Les clients me demandent fréquemment quelles sont les tendances que je constate dans ma pratique quotidienne. Ces dernières années, j’ai répondu à ces questions en soulignant l’augmentation spectaculaire que j’ai constatée du nombre d’employés demandant le travail à distance comme accommodement en vertu de l’Americans with Disabilities Act. Il se passe quelques semaines sans que je reçoive un appel d’un client demandant des conseils pour répondre à ces demandes.
Dans la plupart des situations, la demande de travail à distance est basée sur un problème de santé mentale, tel que la dépression, l’anxiété et/ou le SSPT. L’employé fournit une note d’un prestataire de soins de santé indiquant que les déplacements domicile-travail et le travail dans un environnement de bureau exacerbent les symptômes de la maladie et recommande à l’employé de travailler à domicile pendant une période prolongée ou indéterminée. Parfois, la demande porte sur une relation de travail hybride, mais généralement le salarié recherche un travail entièrement à distance.
Les employeurs sont souvent en conflit lorsqu’ils répondent à ces demandes. Alors que la plupart des entreprises souhaitent aider leurs employés souffrant de problèmes de santé, de nombreux emplois ne se prêtent pas au travail entièrement à distance. Les employeurs sont confrontés à des difficultés pour superviser les employés à distance et estiment que la collaboration en personne et le travail d’équipe sont essentiels à l’innovation et à la productivité. Dans certains cas, les employés qui ont initialement demandé le travail à distance pour des raisons non médicales, telles que des problèmes de garde d’enfants ou des préférences en matière de style de vie, fournissent un certificat médical après que la demande initiale a été refusée, ce qui soulève des soupçons quant à la légitimité du besoin médical de l’accommodement.
Les employeurs confrontés à des demandes d’aménagement du travail à distance ne devraient jamais les rejeter d’emblée. L’EEOC et les tribunaux fédéraux ont reconnu que dans des circonstances appropriées, le travail à distance peut être un aménagement raisonnable de l’ADA. Cependant, comme pour toute demande d’accommodement, l’employeur doit équilibrer la proposition avec ses besoins professionnels.

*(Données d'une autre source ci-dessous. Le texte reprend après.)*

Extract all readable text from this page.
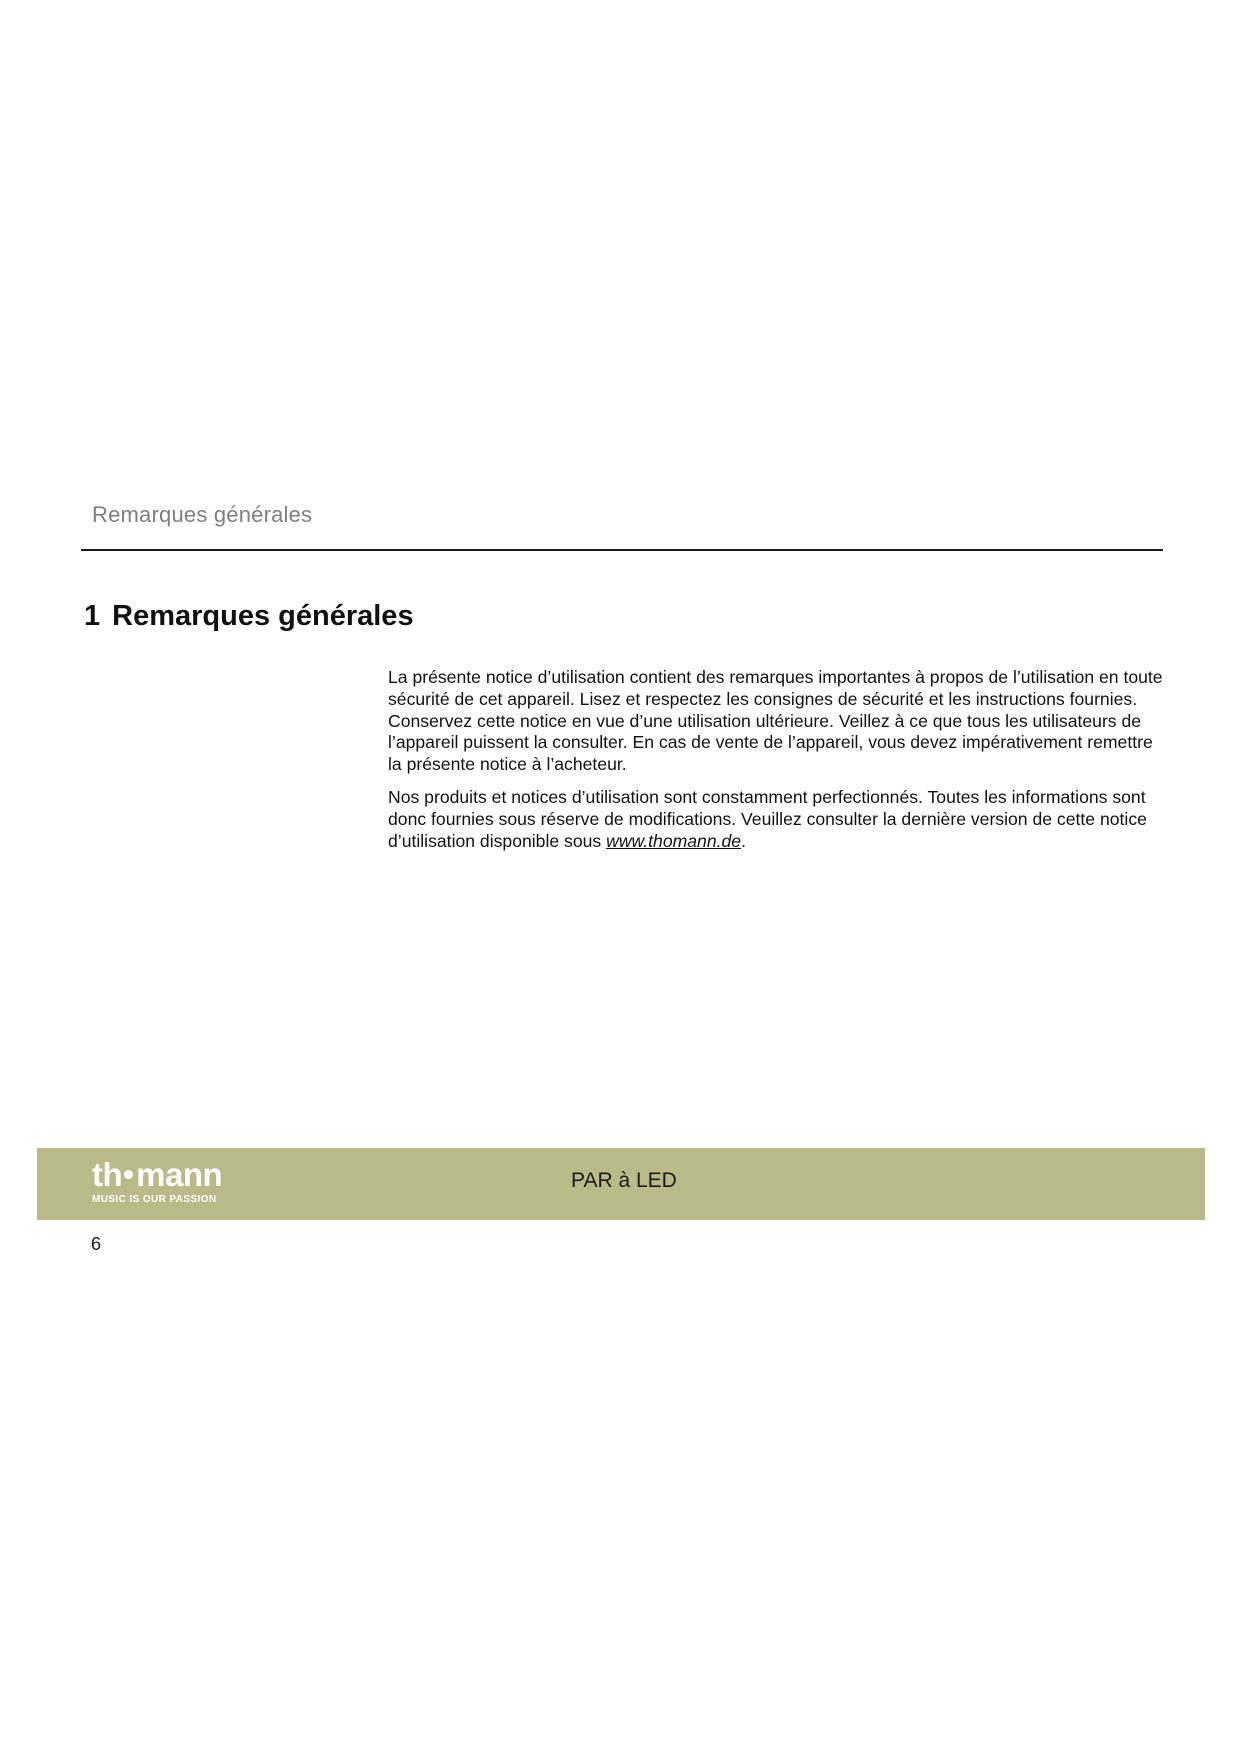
Remarques générales
1 Remarques générales

La présente notice d’utilisation contient des remarques importantes à propos de l’utilisation en toute sécurité de cet appareil. Lisez et respectez les consignes de sécurité et les instructions fournies. Conservez cette notice en vue d’une utilisation ultérieure. Veillez à ce que tous les utilisateurs de l’appareil puissent la consulter. En cas de vente de l’appareil, vous devez impérativement remettre la présente notice à l’acheteur.

Nos produits et notices d’utilisation sont constamment perfectionnés. Toutes les informations sont donc fournies sous réserve de modifications. Veuillez consulter la dernière version de cette notice d’utilisation disponible sous www.thomann.de.

th mann
MUSIC IS OUR PASSION
PAR à LED
6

La première étape de ce processus consiste à demander des informations médicales détaillées au prestataire de soins de santé de l’employé, notamment le diagnostic, le pronostic (c’est-à-dire la durée pendant laquelle l’accommodement sera nécessaire) et s’il existe des alternatives qui répondent aux besoins médicaux de l’employé, comme un horaire hybride.
L’employeur peut également demander un deuxième avis médical lorsqu’il soupçonne que la demande d’accommodement est motivée par des motivations non médicales. Dans le passé, il était peut-être difficile d’obtenir un deuxième avis, mais ces dernières années, de nouveaux fournisseurs ont commencé à offrir ces services aux employeurs. L’entreprise doit également examiner attentivement les tâches de l’employé pour déterminer si elles peuvent être exécutées efficacement à distance. La description de poste existante exige-t-elle un travail en personne ? Le travail à distance imposera-t-il une charge déraisonnable aux collègues ? Si l’employeur s’appuie sur des facteurs intangibles tels que le travail d’équipe pour justifier une exigence en personne, comment cela peut-il être expliqué et mesuré ?
Ces dernières années, de nombreux tribunaux fédéraux semblent avoir reconnu que le travail en personne est un élément essentiel pour la plupart des emplois. La conclusion finale d’approbation ou de refus de la demande de travail à distance doit être entièrement documentée et faire suite à des discussions interactives avec l’employé pour explorer comment l’accord fonctionnera et si des alternatives répondent aux besoins des deux parties. Même si les employeurs ne doivent pas refuser catégoriquement les aménagements pour le travail à distance, ils ne sont pas légalement tenus d’approuver simplement chaque demande accompagnée d’un certificat médical. Une analyse raisonnée et individualisée de ces demandes constitue le meilleur moyen pour les entreprises de prendre les décisions appropriées tout en réduisant leur exposition aux risques juridiques.